What is the best management strategy for patients with suspected deep vein thrombosis?
The most cost-effective algorithm for managing patients with suspected deep vein thrombosis (DVT) was identified, although several are nearly as good. The main message is that the best approach uses a combination of a validated clinical decision rule, D-dimer test, and venous ultrasound. (LOE = 1b)
Goodacre S, Stevenson M, Wailoo A, Sampson F, Sutton AJ, Thomas S. How should we diagnose suspected deep-vein thrombosis? QJM 2006;99:377-388. [PMID:16728440]
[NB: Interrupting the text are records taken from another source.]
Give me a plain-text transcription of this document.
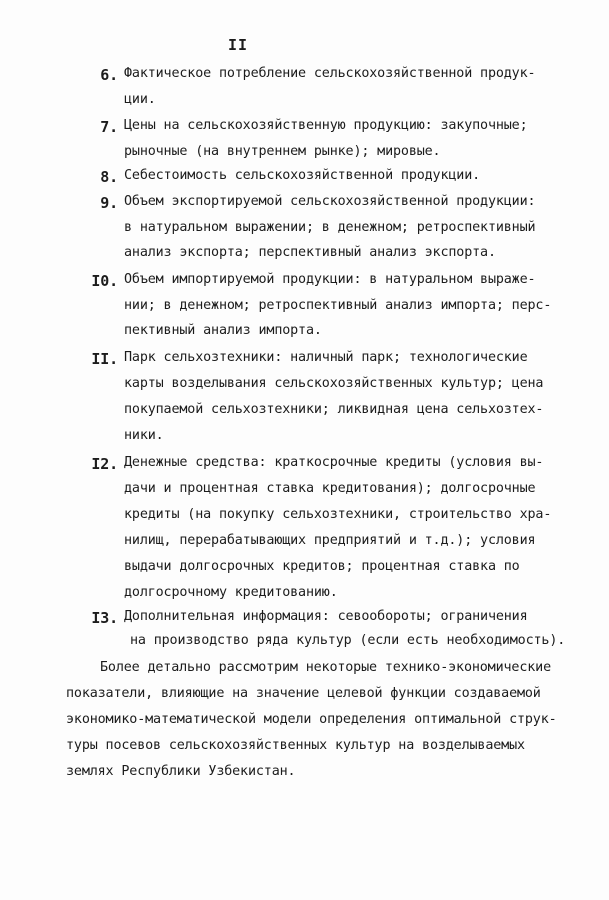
II
6. Фактическое потребление сельскохозяйственной продук-
ции.
7. Цены на сельскохозяйственную продукцию: закупочные;
рыночные (на внутреннем рынке); мировые.
8. Себестоимость сельскохозяйственной продукции.
9. Объем экспортируемой сельскохозяйственной продукции:
в натуральном выражении; в денежном; ретроспективный
анализ экспорта; перспективный анализ экспорта.
I0. Объем импортируемой продукции: в натуральном выраже-
нии; в денежном; ретроспективный анализ импорта; перс-
пективный анализ импорта.
II. Парк сельхозтехники: наличный парк; технологические
карты возделывания сельскохозяйственных культур; цена
покупаемой сельхозтехники; ликвидная цена сельхозтех-
ники.
I2. Денежные средства: краткосрочные кредиты (условия вы-
дачи и процентная ставка кредитования); долгосрочные
кредиты (на покупку сельхозтехники, строительство хра-
нилищ, перерабатывающих предприятий и т.д.); условия
выдачи долгосрочных кредитов; процентная ставка по
долгосрочному кредитованию.
I3. Дополнительная информация: севообороты; ограничения
на производство ряда культур (если есть необходимость).
Более детально рассмотрим некоторые технико-экономические
показатели, влияющие на значение целевой функции создаваемой
экономико-математической модели определения оптимальной струк-
туры посевов сельскохозяйственных культур на возделываемых
землях Республики Узбекистан.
These authors systematically reviewed the literature and identified 18 different strategies for managing patients with suspected DVT. They then evaluated a hypothetical group of 1000 patients using each algorithm, applying reasonable estimates of test accuracy, treatment effectiveness, and the cost of testing and treatment. This included the cost of applying a clinical decision rule, such as the Wells rule. They estimated a mean survival of 11.6 quality adjusted life years (QALYs) after diagnosis of DVT at age 60. The estimates were reasonable and most of the algorithms used some combination of the Wells rule, D-dimer, and venous ultrasound. The percentage of patients with proximal DVT who would be treated appropriately by the algorithms ranged from 90.1% to 99.5%, and the patients without DVT treated inappropriately ranged from 0.6% to 6.0%. The optimal algorithm used a latex D-dimer test as the initial screen. If patients were D-dimer negative and had a low or intermediate Wells score, DVT was considered ruled out. If they were D-dimer negative, but at high risk based on the Wells score, an above knee venous ultrasound was ordered. If the ultrasound was positive, they were treated; if negative, a repeat ultrasound was ordered. Patients who were D-dimer positive, underwent ultrasound: if positive, they were treated; if negative, they had repeat ultrasound. Several other algorithms were similarly cost-effective.